Today, Rwanda is one of the cleanest countries in the world,
thanks to decrees from President Paul Kagame. Each month in the capital city of
Kigali, citizens—including the president and his cabinet—participate in picking
up litter on a public clean-up day. Additionally, PEACE has helped reduce the
poverty rate in Rwanda by 11 percent, and has worked toward emptying orphanages
so that every child has a home.
Over the past 20 years, Rwanda has experienced exponential
growth and is ranked among the fastest developing countries in the world.

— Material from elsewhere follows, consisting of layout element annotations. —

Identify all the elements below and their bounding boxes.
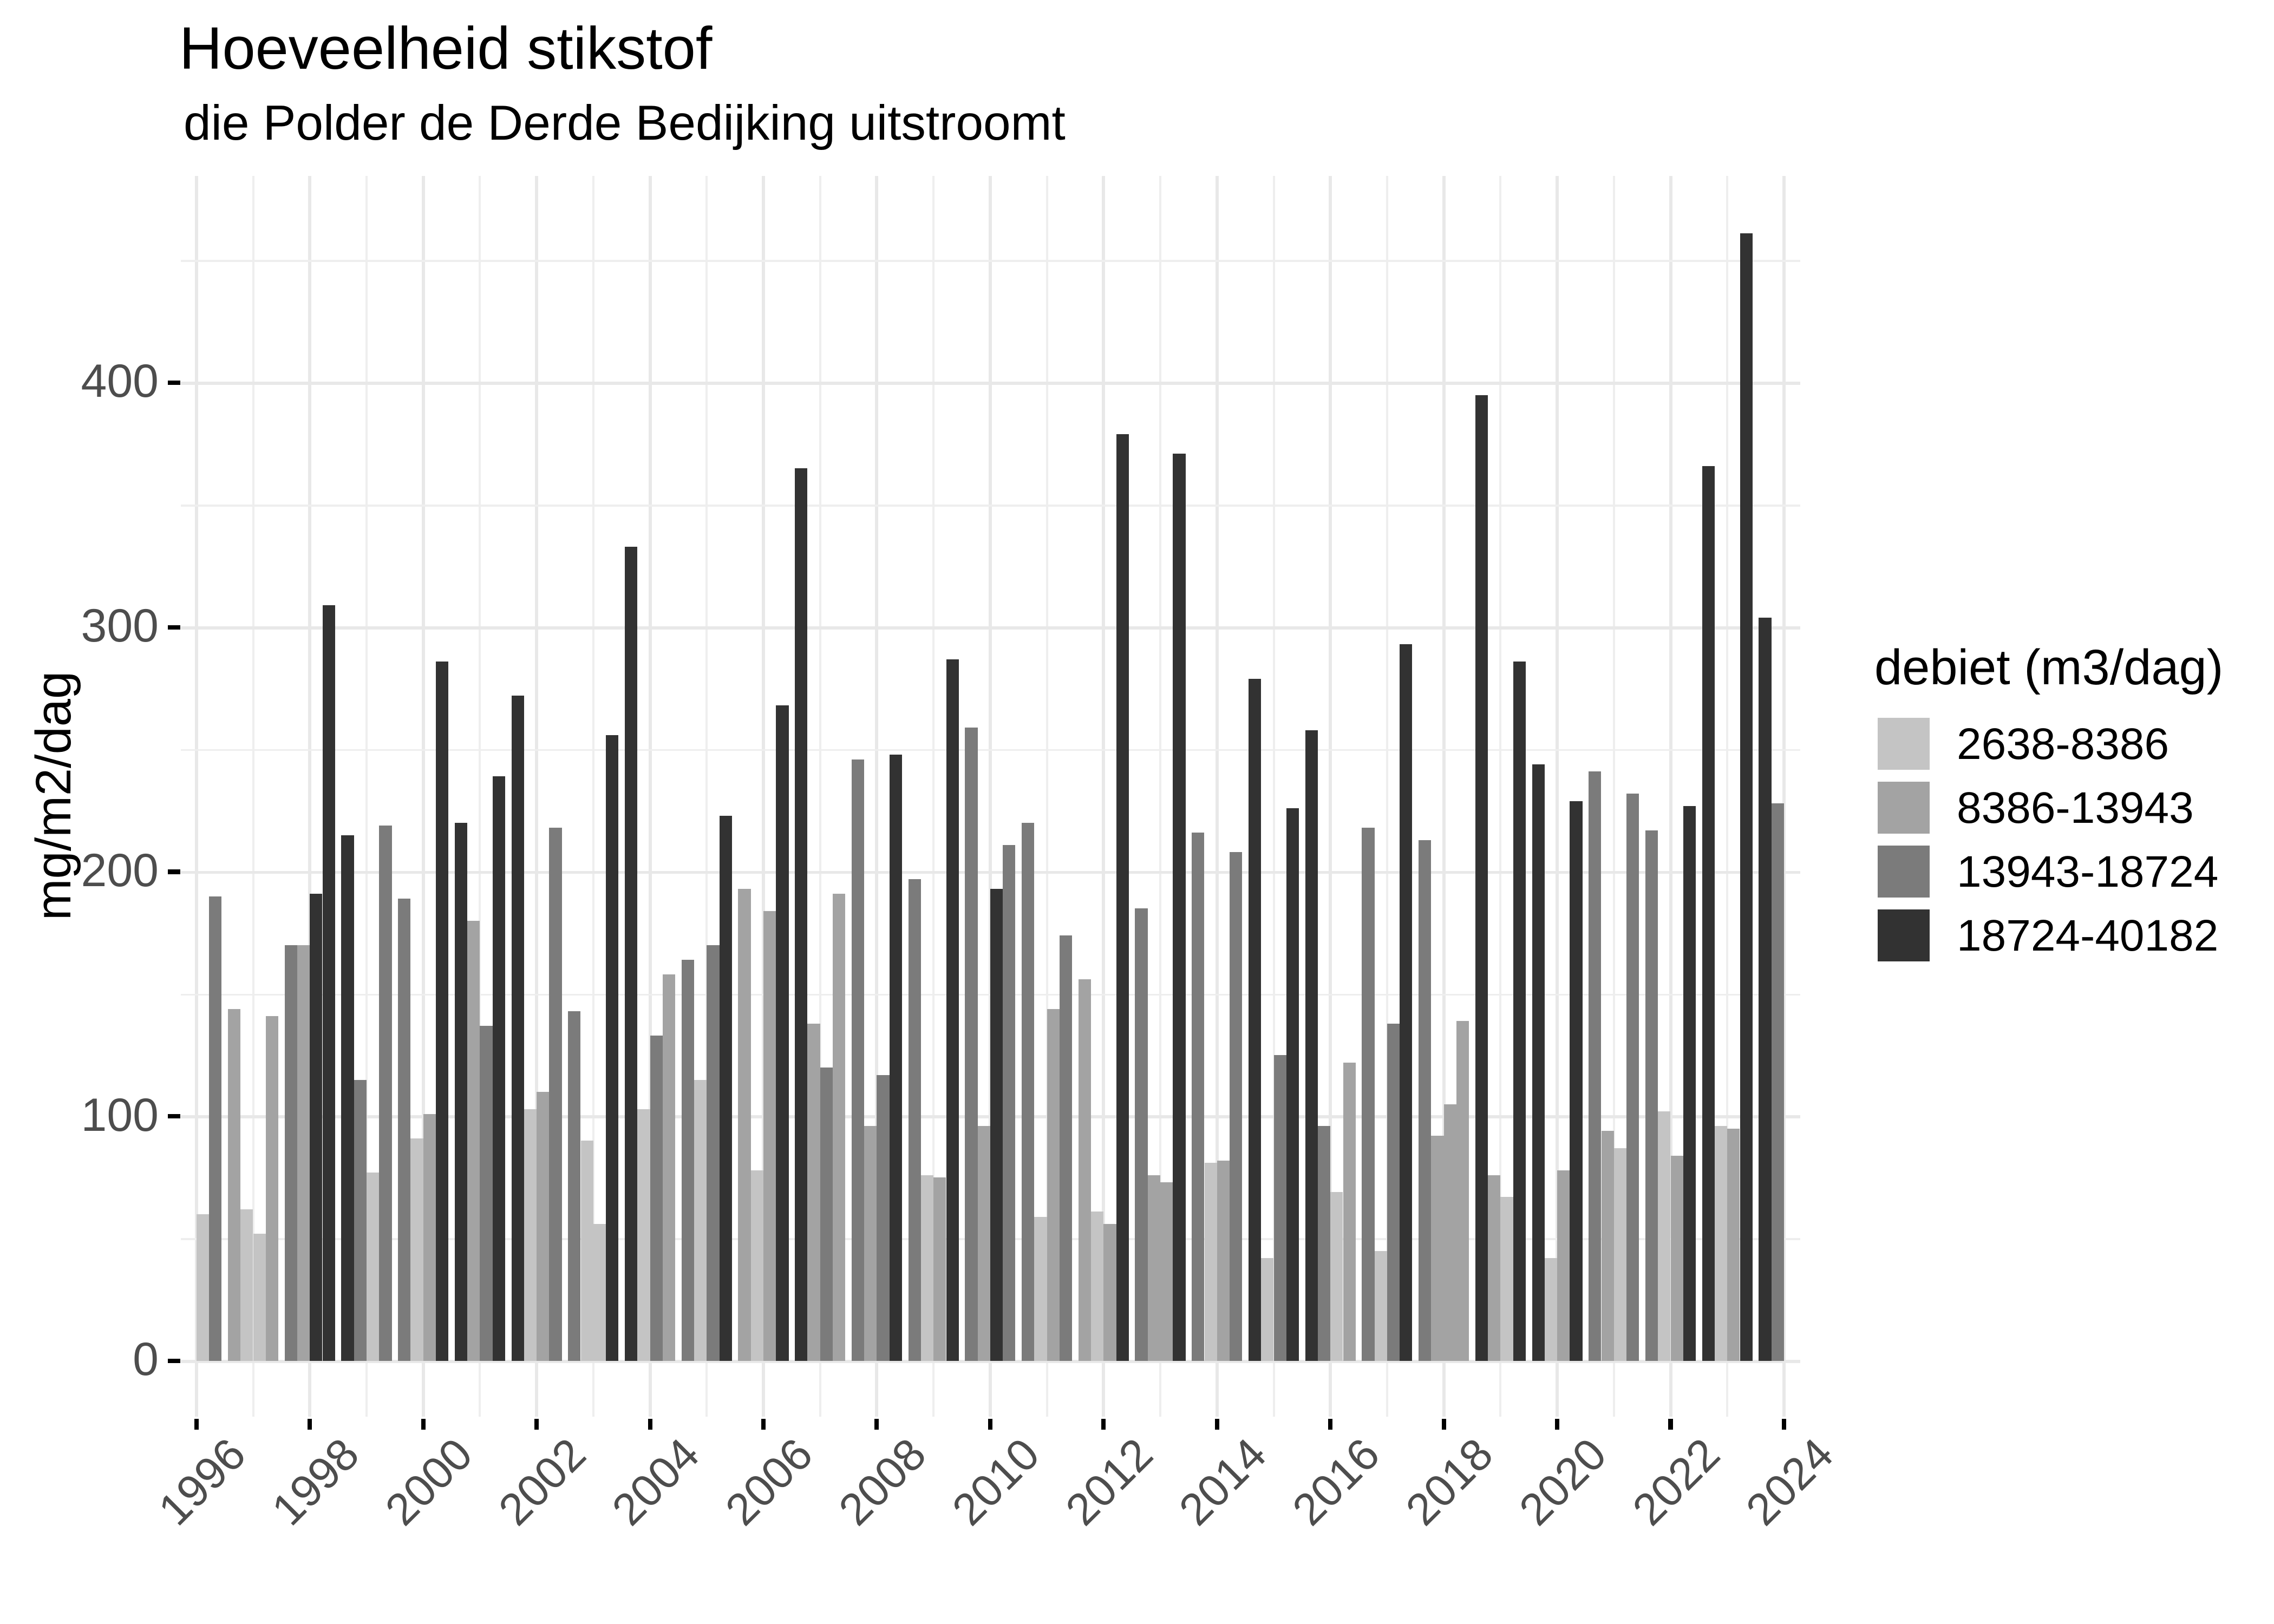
svg-text:1998: 1998 [262,1429,368,1535]
svg-text:2020: 2020 [1510,1429,1616,1535]
svg-text:2000: 2000 [376,1429,482,1535]
svg-text:2022: 2022 [1623,1429,1729,1535]
svg-text:2016: 2016 [1283,1429,1389,1535]
svg-text:2004: 2004 [603,1429,709,1535]
svg-text:2014: 2014 [1169,1429,1276,1535]
svg-text:2018: 2018 [1396,1429,1502,1535]
svg-text:mg/m2/dag: mg/m2/dag [26,671,81,920]
svg-text:2024: 2024 [1736,1429,1842,1535]
svg-text:2010: 2010 [943,1429,1049,1535]
svg-text:2012: 2012 [1056,1429,1162,1535]
svg-text:2008: 2008 [829,1429,935,1535]
svg-text:2002: 2002 [489,1429,595,1535]
svg-text:2006: 2006 [716,1429,822,1535]
svg-text:1996: 1996 [149,1429,255,1535]
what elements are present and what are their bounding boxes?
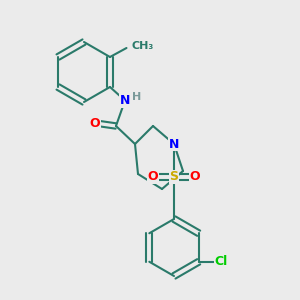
Text: H: H — [132, 92, 141, 102]
Text: O: O — [90, 116, 100, 130]
Text: CH₃: CH₃ — [132, 41, 154, 52]
Text: N: N — [120, 94, 130, 107]
Text: O: O — [190, 170, 200, 184]
Text: Cl: Cl — [214, 255, 228, 268]
Text: S: S — [169, 170, 178, 184]
Text: O: O — [148, 170, 158, 184]
Text: N: N — [169, 137, 179, 151]
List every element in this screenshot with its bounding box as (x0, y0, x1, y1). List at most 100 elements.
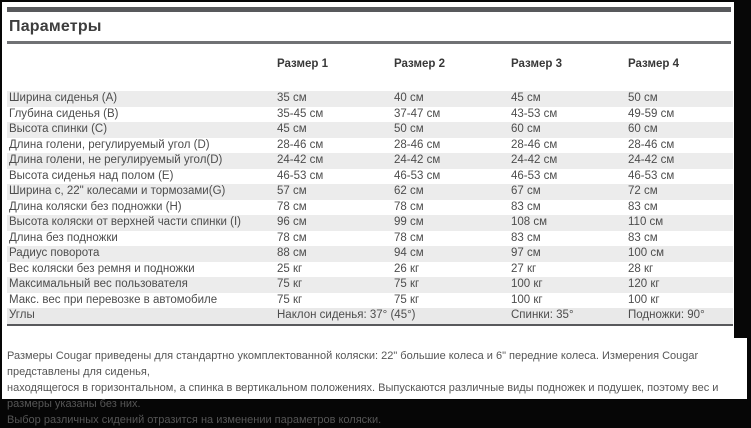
table-row: Длина без подножки 78 см 78 см 83 см 83 … (7, 231, 733, 247)
param-value: 49-59 см (628, 107, 675, 120)
table-row: Длина коляски без подножки (H) 78 см 78 … (7, 200, 733, 216)
param-label: Макс. вес при перевозке в автомобиле (9, 293, 218, 306)
table-row: Длина голени, не регулируемый угол(D) 24… (7, 153, 733, 169)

Pastor Rick credits God for blessing Rwanda because they have chosen to
forgive, are willing to work together, have trusted the Lord, and have
persevered.
“The mission of Rwanda was not to create a dependency on
others,” says Pastor Rick, “which is why the PEACE Plan has thrived so well
there. The PEACE Plan is built on the Great Commandment that says, ‘Go and
teach them’. People need trade, not aid. They don’t need a hand out, they need
a hand up.”
In 2014, during a church service honoring the victims of the
Rwandan genocide, Saddleback members celebrated the partnership and efforts of
the PEACE Plan in Rwanda. Reflecting on those 10 years, President Kagame shared
about Rwanda’s efforts to move on from the past and educate a new generation to
impact the future.
“Our relationship with Saddleback has contributed to the
renewal of our country,” President Kagame said. “We continue to work together
with friends to ensure our future no longer holds fear, but opportunity.”